Colder dough will leopard more but it will be harder to open. I'd suggest 2 hours of tempering the balls at room temp before making pizza.


There is some truth to this, Chau.  This is very similar to the surface blistering you get from a retarded Tartine loaf.  The cold environment, somehow, help degrade the gluten in the dough.  During baking, this allows the CO2 gasses to escape up to the surface of the crust and form blisters.  A cold fermented dough baked in a very hot WFO will form blistering much easier although they tend to be larger blisters compared to the micro blistering you get from RT fermentation.  Maybe, this is also part of the reason why most NP pizzerias here in the US prefer to do cold ferment than RT (aside from the ease of use). 



I'm sure there is but there is some disagreement on what it is. However, there isn't any disagreement I know of cold dough leopards more. It doesn't have to be cold all the way through either. Just 20-30 minutes in the freezer can make a noticeable difference. 
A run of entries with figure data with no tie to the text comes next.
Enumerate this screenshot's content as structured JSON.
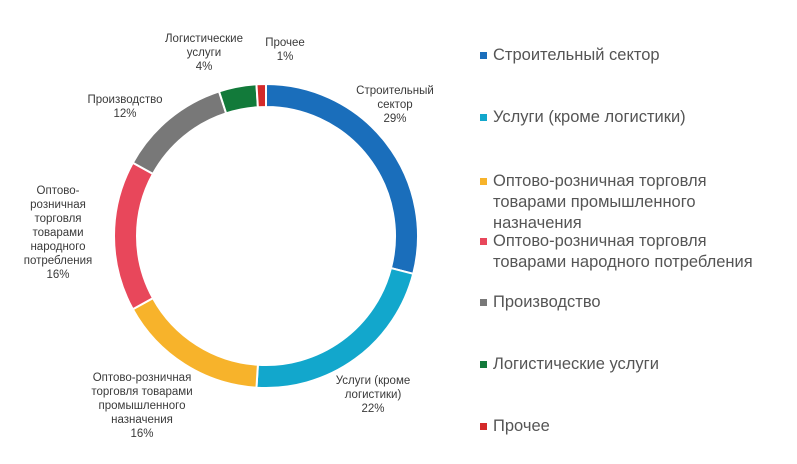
{
  "chart_data": {
    "type": "pie",
    "donut": true,
    "title": "",
    "start_angle_deg": 0,
    "direction": "clockwise",
    "categories": [
      "Строительный сектор",
      "Услуги (кроме логистики)",
      "Оптово-розничная торговля товарами промышленного назначения",
      "Оптово-розничная торговля товарами народного потребления",
      "Производство",
      "Логистические услуги",
      "Прочее"
    ],
    "values": [
      29,
      22,
      16,
      16,
      12,
      4,
      1
    ],
    "colors": [
      "#1A6EBB",
      "#12A7CC",
      "#F7B32B",
      "#E8475B",
      "#787878",
      "#127A3A",
      "#D42A2A"
    ],
    "data_labels": [
      [
        "Строительный",
        "сектор",
        "29%"
      ],
      [
        "Услуги (кроме",
        "логистики)",
        "22%"
      ],
      [
        "Оптово-розничная",
        "торговля товарами",
        "промышленного",
        "назначения",
        "16%"
      ],
      [
        "Оптово-",
        "розничная",
        "торговля",
        "товарами",
        "народного",
        "потребления",
        "16%"
      ],
      [
        "Производство",
        "12%"
      ],
      [
        "Логистические",
        "услуги",
        "4%"
      ],
      [
        "Прочее",
        "1%"
      ]
    ],
    "legend": {
      "position": "right",
      "entries": [
        [
          "Строительный сектор"
        ],
        [
          "Услуги (кроме логистики)"
        ],
        [
          "Оптово-розничная торговля",
          "товарами промышленного",
          "назначения"
        ],
        [
          "Оптово-розничная торговля",
          "товарами народного потребления"
        ],
        [
          "Производство"
        ],
        [
          "Логистические услуги"
        ],
        [
          "Прочее"
        ]
      ]
    }
  }
}
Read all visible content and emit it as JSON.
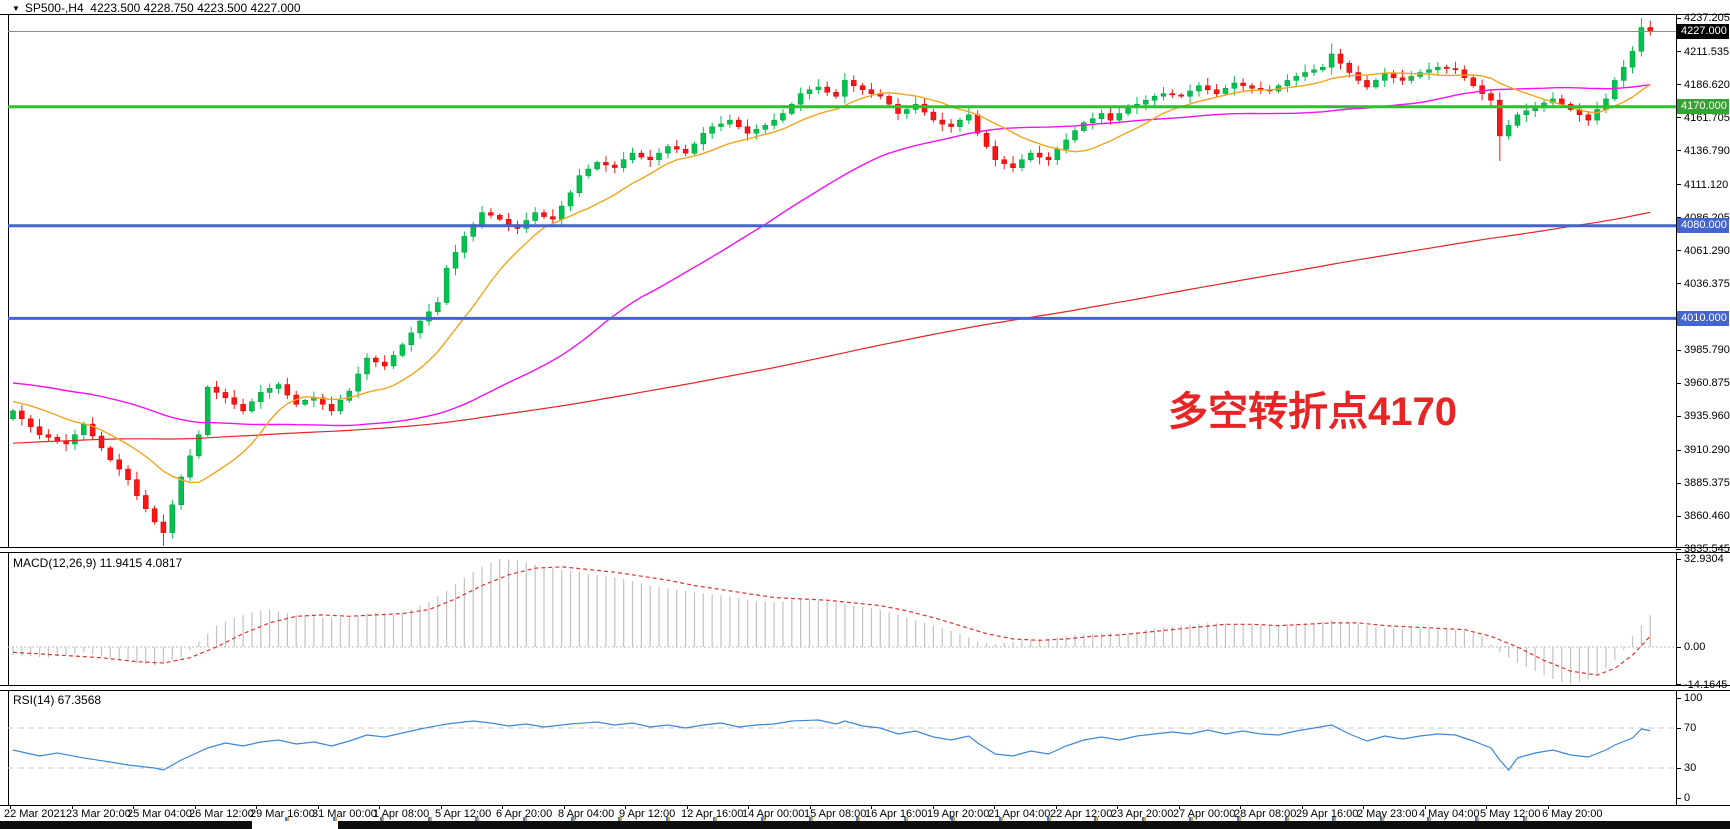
{
  "title": {
    "dropdown_icon": "▼",
    "symbol_period": "SP500-,H4",
    "ohlc": "4223.500 4228.750 4223.500 4227.000"
  },
  "chart_data": {
    "type": "candlestick",
    "symbol": "SP500-",
    "timeframe": "H4",
    "title": "SP500-,H4  4223.500 4228.750 4223.500 4227.000",
    "last_bar": {
      "open": 4223.5,
      "high": 4228.75,
      "low": 4223.5,
      "close": 4227.0
    },
    "y_axis": {
      "top_value": 4237.205,
      "bottom_value": 3835.545,
      "labels": [
        "4237.205",
        "4211.535",
        "4186.620",
        "4161.705",
        "4136.790",
        "4111.120",
        "4086.205",
        "4061.290",
        "4036.375",
        "3985.790",
        "3960.875",
        "3935.960",
        "3910.290",
        "3885.375",
        "3860.460",
        "3835.545"
      ]
    },
    "x_axis": {
      "labels": [
        "22 Mar 2021",
        "23 Mar 20:00",
        "25 Mar 04:00",
        "26 Mar 12:00",
        "29 Mar 16:00",
        "31 Mar 00:00",
        "1 Apr 08:00",
        "5 Apr 12:00",
        "6 Apr 20:00",
        "8 Apr 04:00",
        "9 Apr 12:00",
        "12 Apr 16:00",
        "14 Apr 00:00",
        "15 Apr 08:00",
        "16 Apr 16:00",
        "19 Apr 20:00",
        "21 Apr 04:00",
        "22 Apr 12:00",
        "23 Apr 20:00",
        "27 Apr 00:00",
        "28 Apr 08:00",
        "29 Apr 16:00",
        "2 May 23:00",
        "4 May 04:00",
        "5 May 12:00",
        "6 May 20:00"
      ]
    },
    "hlines": [
      {
        "name": "current-price-line",
        "label": "4227.000",
        "price": 4227.0,
        "line_color": "#8c8c8c",
        "badge_bg": "#000000",
        "badge_fg": "#ffffff",
        "thickness": 1
      },
      {
        "name": "level-4170",
        "label": "4170.000",
        "price": 4170.0,
        "line_color": "#2fbf2f",
        "badge_bg": "#35a335",
        "badge_fg": "#ffffff",
        "thickness": 3
      },
      {
        "name": "level-4080",
        "label": "4080.000",
        "price": 4080.0,
        "line_color": "#4464d0",
        "badge_bg": "#4464d0",
        "badge_fg": "#ffffff",
        "thickness": 3
      },
      {
        "name": "level-4010",
        "label": "4010.000",
        "price": 4010.0,
        "line_color": "#4464d0",
        "badge_bg": "#4464d0",
        "badge_fg": "#ffffff",
        "thickness": 3
      }
    ],
    "annotation": {
      "text": "多空转折点4170",
      "color": "#e62626"
    },
    "candles": {
      "up_color": "#00c24e",
      "up_stroke": "#009a3e",
      "down_color": "#fd1414",
      "down_stroke": "#d40000",
      "closes": [
        3940,
        3934,
        3928,
        3922,
        3920,
        3917,
        3915,
        3922,
        3930,
        3921,
        3912,
        3903,
        3896,
        3888,
        3876,
        3866,
        3856,
        3848,
        3869,
        3890,
        3906,
        3922,
        3958,
        3954,
        3950,
        3945,
        3940,
        3947,
        3954,
        3957,
        3960,
        3952,
        3945,
        3948,
        3950,
        3945,
        3940,
        3948,
        3955,
        3968,
        3980,
        3977,
        3974,
        3982,
        3990,
        3999,
        4008,
        4015,
        4022,
        4048,
        4060,
        4072,
        4081,
        4090,
        4088,
        4085,
        4081,
        4078,
        4084,
        4090,
        4087,
        4085,
        4095,
        4105,
        4118,
        4123,
        4128,
        4126,
        4124,
        4130,
        4135,
        4132,
        4130,
        4135,
        4140,
        4138,
        4135,
        4142,
        4150,
        4155,
        4157,
        4160,
        4155,
        4150,
        4153,
        4156,
        4160,
        4165,
        4172,
        4180,
        4183,
        4185,
        4181,
        4178,
        4190,
        4186,
        4183,
        4180,
        4178,
        4172,
        4165,
        4168,
        4172,
        4166,
        4160,
        4157,
        4155,
        4160,
        4164,
        4150,
        4140,
        4130,
        4127,
        4124,
        4130,
        4135,
        4132,
        4130,
        4138,
        4145,
        4152,
        4158,
        4161,
        4165,
        4160,
        4165,
        4170,
        4172,
        4175,
        4178,
        4180,
        4179,
        4178,
        4182,
        4186,
        4183,
        4180,
        4184,
        4188,
        4186,
        4184,
        4183,
        4182,
        4186,
        4190,
        4193,
        4196,
        4198,
        4200,
        4210,
        4203,
        4196,
        4190,
        4185,
        4190,
        4195,
        4192,
        4190,
        4193,
        4196,
        4198,
        4200,
        4199,
        4198,
        4192,
        4186,
        4180,
        4175,
        4148,
        4156,
        4164,
        4167,
        4170,
        4173,
        4176,
        4172,
        4168,
        4164,
        4160,
        4168,
        4176,
        4190,
        4200,
        4212,
        4230,
        4227
      ],
      "wick_overrides": {
        "17": {
          "low": 3838
        },
        "149": {
          "high": 4218
        },
        "168": {
          "low": 4129
        },
        "184": {
          "high": 4237.2
        }
      }
    },
    "moving_averages": [
      {
        "name": "fast-ma",
        "period": 12,
        "color": "#f2a51d"
      },
      {
        "name": "mid-ma",
        "period": 50,
        "color": "#f211f2"
      },
      {
        "name": "slow-ma",
        "period": 200,
        "color": "#e42525"
      }
    ],
    "prehistory_anchors": [
      [
        0,
        3860
      ],
      [
        40,
        3885
      ],
      [
        80,
        3900
      ],
      [
        100,
        3895
      ],
      [
        130,
        3935
      ],
      [
        160,
        3980
      ],
      [
        180,
        3955
      ],
      [
        199,
        3945
      ]
    ],
    "macd": {
      "label": "MACD(12,26,9) 11.9415 4.0817",
      "current": 11.9415,
      "signal_current": 4.0817,
      "axis_labels": [
        "32.9304",
        "0.00",
        "-14.1645"
      ],
      "axis_values": [
        32.9304,
        0,
        -14.1645
      ],
      "hist_color": "#c2c2c2",
      "signal_color": "#e03232",
      "hist_anchors": [
        [
          0,
          -3
        ],
        [
          4,
          -4
        ],
        [
          8,
          -2
        ],
        [
          12,
          -5
        ],
        [
          16,
          -7
        ],
        [
          19,
          -4
        ],
        [
          21,
          2
        ],
        [
          23,
          8
        ],
        [
          25,
          11
        ],
        [
          27,
          13
        ],
        [
          29,
          14
        ],
        [
          32,
          12
        ],
        [
          35,
          11
        ],
        [
          38,
          11
        ],
        [
          41,
          13
        ],
        [
          43,
          12
        ],
        [
          45,
          14
        ],
        [
          47,
          17
        ],
        [
          49,
          21
        ],
        [
          51,
          26
        ],
        [
          53,
          30
        ],
        [
          55,
          33
        ],
        [
          57,
          32.5
        ],
        [
          60,
          30
        ],
        [
          63,
          28.5
        ],
        [
          66,
          27
        ],
        [
          69,
          25.5
        ],
        [
          72,
          23
        ],
        [
          75,
          21.5
        ],
        [
          78,
          20
        ],
        [
          81,
          19
        ],
        [
          84,
          17
        ],
        [
          87,
          17
        ],
        [
          89,
          18
        ],
        [
          92,
          17
        ],
        [
          95,
          15.5
        ],
        [
          98,
          14
        ],
        [
          101,
          11
        ],
        [
          104,
          8
        ],
        [
          107,
          5
        ],
        [
          109,
          2
        ],
        [
          111,
          1
        ],
        [
          114,
          2.5
        ],
        [
          117,
          3
        ],
        [
          120,
          4.5
        ],
        [
          123,
          5
        ],
        [
          126,
          5
        ],
        [
          129,
          7
        ],
        [
          132,
          8
        ],
        [
          135,
          9
        ],
        [
          138,
          8.5
        ],
        [
          141,
          8
        ],
        [
          144,
          8.5
        ],
        [
          147,
          9
        ],
        [
          149,
          10
        ],
        [
          152,
          8.5
        ],
        [
          155,
          7
        ],
        [
          158,
          7
        ],
        [
          161,
          7
        ],
        [
          164,
          6
        ],
        [
          166,
          4
        ],
        [
          168,
          -2
        ],
        [
          170,
          -6
        ],
        [
          172,
          -9
        ],
        [
          174,
          -12
        ],
        [
          176,
          -14
        ],
        [
          178,
          -12
        ],
        [
          180,
          -8
        ],
        [
          181,
          -5
        ],
        [
          182,
          -1
        ],
        [
          183,
          4
        ],
        [
          184,
          8
        ],
        [
          185,
          11.94
        ]
      ],
      "signal_anchors": [
        [
          0,
          -2
        ],
        [
          5,
          -3
        ],
        [
          10,
          -4
        ],
        [
          14,
          -5.5
        ],
        [
          17,
          -6
        ],
        [
          20,
          -4
        ],
        [
          23,
          0
        ],
        [
          26,
          5
        ],
        [
          29,
          9
        ],
        [
          32,
          11.5
        ],
        [
          35,
          12
        ],
        [
          38,
          11.5
        ],
        [
          41,
          12
        ],
        [
          44,
          12.5
        ],
        [
          47,
          14
        ],
        [
          50,
          18
        ],
        [
          53,
          23
        ],
        [
          56,
          27
        ],
        [
          59,
          29.5
        ],
        [
          62,
          30
        ],
        [
          65,
          29
        ],
        [
          68,
          28
        ],
        [
          71,
          26.5
        ],
        [
          74,
          25
        ],
        [
          77,
          23
        ],
        [
          80,
          21.5
        ],
        [
          83,
          20
        ],
        [
          86,
          18.5
        ],
        [
          89,
          18
        ],
        [
          92,
          17.5
        ],
        [
          95,
          16.5
        ],
        [
          98,
          15.5
        ],
        [
          101,
          13.5
        ],
        [
          104,
          11
        ],
        [
          107,
          8
        ],
        [
          110,
          5
        ],
        [
          113,
          3
        ],
        [
          116,
          2.5
        ],
        [
          119,
          3
        ],
        [
          122,
          4
        ],
        [
          125,
          4.5
        ],
        [
          128,
          5.5
        ],
        [
          131,
          6.5
        ],
        [
          134,
          7.5
        ],
        [
          137,
          8.5
        ],
        [
          140,
          8.5
        ],
        [
          143,
          8
        ],
        [
          146,
          8.5
        ],
        [
          149,
          9
        ],
        [
          152,
          9
        ],
        [
          155,
          8
        ],
        [
          158,
          7.5
        ],
        [
          161,
          7
        ],
        [
          164,
          6.5
        ],
        [
          167,
          4
        ],
        [
          170,
          0
        ],
        [
          173,
          -5
        ],
        [
          176,
          -9
        ],
        [
          179,
          -10.5
        ],
        [
          181,
          -8
        ],
        [
          183,
          -3
        ],
        [
          184,
          0.5
        ],
        [
          185,
          4.08
        ]
      ]
    },
    "rsi": {
      "label": "RSI(14) 67.3568",
      "current": 67.3568,
      "axis_labels": [
        "100",
        "70",
        "30",
        "0"
      ],
      "axis_values": [
        100,
        70,
        30,
        0
      ],
      "levels": [
        70,
        30
      ],
      "line_color": "#3d87d8",
      "level_color": "#c8c8c8",
      "anchors": [
        [
          0,
          48
        ],
        [
          3,
          42
        ],
        [
          5,
          45
        ],
        [
          8,
          40
        ],
        [
          11,
          36
        ],
        [
          13,
          33
        ],
        [
          16,
          30
        ],
        [
          17,
          28
        ],
        [
          19,
          38
        ],
        [
          22,
          50
        ],
        [
          24,
          55
        ],
        [
          26,
          52
        ],
        [
          28,
          56
        ],
        [
          30,
          58
        ],
        [
          32,
          54
        ],
        [
          34,
          56
        ],
        [
          36,
          52
        ],
        [
          38,
          57
        ],
        [
          40,
          63
        ],
        [
          42,
          61
        ],
        [
          44,
          65
        ],
        [
          46,
          69
        ],
        [
          49,
          74
        ],
        [
          52,
          77
        ],
        [
          54,
          75
        ],
        [
          56,
          72
        ],
        [
          58,
          74
        ],
        [
          60,
          71
        ],
        [
          63,
          74
        ],
        [
          66,
          76
        ],
        [
          68,
          73
        ],
        [
          70,
          75
        ],
        [
          72,
          71
        ],
        [
          74,
          73
        ],
        [
          76,
          70
        ],
        [
          78,
          73
        ],
        [
          80,
          75
        ],
        [
          82,
          71
        ],
        [
          84,
          73
        ],
        [
          86,
          74
        ],
        [
          88,
          77
        ],
        [
          91,
          78
        ],
        [
          93,
          74
        ],
        [
          94,
          77
        ],
        [
          96,
          72
        ],
        [
          98,
          70
        ],
        [
          100,
          64
        ],
        [
          102,
          67
        ],
        [
          104,
          61
        ],
        [
          106,
          58
        ],
        [
          108,
          62
        ],
        [
          109,
          55
        ],
        [
          111,
          44
        ],
        [
          113,
          42
        ],
        [
          115,
          47
        ],
        [
          117,
          44
        ],
        [
          119,
          52
        ],
        [
          121,
          58
        ],
        [
          123,
          61
        ],
        [
          125,
          58
        ],
        [
          127,
          62
        ],
        [
          129,
          64
        ],
        [
          131,
          66
        ],
        [
          133,
          64
        ],
        [
          135,
          68
        ],
        [
          137,
          64
        ],
        [
          139,
          67
        ],
        [
          141,
          64
        ],
        [
          143,
          63
        ],
        [
          145,
          67
        ],
        [
          147,
          70
        ],
        [
          149,
          73
        ],
        [
          151,
          64
        ],
        [
          153,
          57
        ],
        [
          155,
          62
        ],
        [
          157,
          59
        ],
        [
          159,
          62
        ],
        [
          161,
          64
        ],
        [
          163,
          63
        ],
        [
          165,
          57
        ],
        [
          167,
          50
        ],
        [
          168,
          38
        ],
        [
          169,
          28
        ],
        [
          170,
          40
        ],
        [
          172,
          45
        ],
        [
          174,
          48
        ],
        [
          176,
          43
        ],
        [
          178,
          41
        ],
        [
          180,
          48
        ],
        [
          181,
          53
        ],
        [
          183,
          60
        ],
        [
          184,
          69
        ],
        [
          185,
          67.36
        ]
      ]
    }
  },
  "bottom": {
    "scrollbar_track_color": "#0e0e0e",
    "scrollbar_thumb_color": "#ffffff",
    "tick_count": 27,
    "tick_colors": [
      "#3f7fd2",
      "#eb9b3c"
    ]
  }
}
To be clear, I'm not suggesting this. I don't think it's a good thing to do if pizza quality is your goal. If you just want stark leoparding because it looks good, that one thing. If you want great pizza you should be doing things to make great pizza not stark leoparding. In my experience, the best Neapolitan pizzas don't have a lot of leoparding, and the leoparding they have is not the high contrast type - rather is a much more gentle spotting on even browning.